- S&P Global downgraded Party City's corporate credit rating, giving it a junk-level CCC+ rating, down from B, according to a press release emailed Thursday.
- Analysts with the ratings firm cited sales and margin declines in the fourth quarter for the party retailer. They also noted that, "we believe the company will face significant headwinds related to the expanding coronavirus pandemic and the weaker economic outlook."
- S&P gave the retailer a negative outlook, indicating further potential downgrades "if macroeconomic conditions deteriorate further, which would diminish the likelihood that it will be able to refinance its sizable debt obligations as they come due," the analysts said.
Party City is among the retailers that started 2020 with a weakening or imperiled market position: falling sales, falling margins and negative profits. And then came the spread of COVID-19, which upended the retail world as malls close and many shoppers avoid the stores still open.
Along with dozens of others, Party City has voluntarily closed all its stores through March. A difficult decision, no doubt, for a company that has already weathered massive sales declines in its recent history. For some retailers, the closures could mean a 50% hit to earnings for the entire year, according to an estimate from Cowen.

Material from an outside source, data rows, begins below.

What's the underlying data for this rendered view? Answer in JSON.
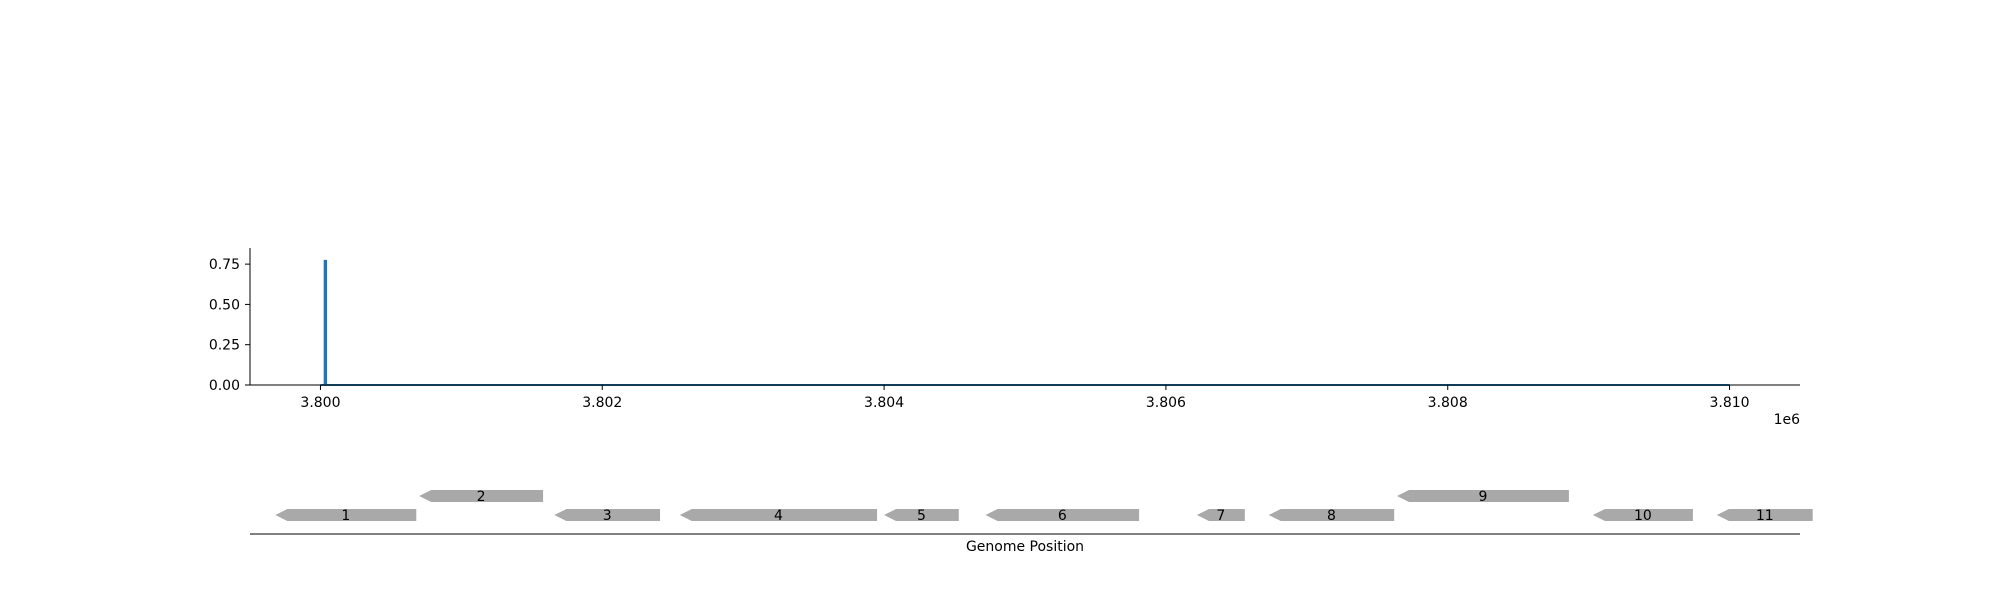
{
  "chart_data": [
    {
      "type": "line",
      "title": "",
      "xlabel": "",
      "ylabel": "",
      "x_offset_label": "1e6",
      "xlim": [
        3.7995,
        3.8105
      ],
      "ylim": [
        0,
        0.85
      ],
      "x_ticks": [
        3.8,
        3.802,
        3.804,
        3.806,
        3.808,
        3.81
      ],
      "x_tick_labels": [
        "3.800",
        "3.802",
        "3.804",
        "3.806",
        "3.808",
        "3.810"
      ],
      "y_ticks": [
        0.0,
        0.25,
        0.5,
        0.75
      ],
      "y_tick_labels": [
        "0.00",
        "0.25",
        "0.50",
        "0.75"
      ],
      "grid": false,
      "color": "#1f77b4",
      "series": [
        {
          "x": [
            3.8,
            3.80003,
            3.80003,
            3.80004,
            3.80004,
            3.81
          ],
          "y": [
            0.0,
            0.0,
            0.77,
            0.77,
            0.0,
            0.0
          ]
        }
      ]
    },
    {
      "type": "gene_map",
      "xlabel": "Genome Position",
      "xlim": [
        3.7995,
        3.8105
      ],
      "color": "#a9a9a9",
      "genes": [
        {
          "label": "1",
          "start": 3.79968,
          "end": 3.80068,
          "strand": "-",
          "row": 0
        },
        {
          "label": "2",
          "start": 3.8007,
          "end": 3.80158,
          "strand": "-",
          "row": 1
        },
        {
          "label": "3",
          "start": 3.80166,
          "end": 3.80241,
          "strand": "-",
          "row": 0
        },
        {
          "label": "4",
          "start": 3.80255,
          "end": 3.80395,
          "strand": "-",
          "row": 0
        },
        {
          "label": "5",
          "start": 3.804,
          "end": 3.80453,
          "strand": "-",
          "row": 0
        },
        {
          "label": "6",
          "start": 3.80472,
          "end": 3.80581,
          "strand": "-",
          "row": 0
        },
        {
          "label": "7",
          "start": 3.80622,
          "end": 3.80656,
          "strand": "-",
          "row": 0
        },
        {
          "label": "8",
          "start": 3.80673,
          "end": 3.80762,
          "strand": "-",
          "row": 0
        },
        {
          "label": "9",
          "start": 3.80764,
          "end": 3.80886,
          "strand": "-",
          "row": 1
        },
        {
          "label": "10",
          "start": 3.80903,
          "end": 3.80974,
          "strand": "-",
          "row": 0
        },
        {
          "label": "11",
          "start": 3.80991,
          "end": 3.81059,
          "strand": "-",
          "row": 0
        }
      ]
    }
  ]
}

The impact is likely to be even more deeply felt by financially weak or indebted companies. And even once stores re-open, the novel coronavirus pandemic could continue to depress social gatherings — a big problem for a retailer like Party City which caters specifically to social gatherings.
"The negative outlook reflects the substantial risks to Party City's operating performance given its weak results in the second half of 2019, the continued challenges and execution risk it is facing as management works to execute their strategic initiatives, and the anticipated substantial decline in its demand due to the coronavirus outbreak," S&P analysts said.
The other elephant in the room is Party City's long-term debt, which stands at $1.6 billion. The retailer has a term loan due in 2022, as S&P analysts noted. Refinancing will only get tougher as the pandemic and global economic slowdown rattle credit markets. S&P analysts said that they see an increasing likelihood that Party City will be unable to refinance its debt at its original face value.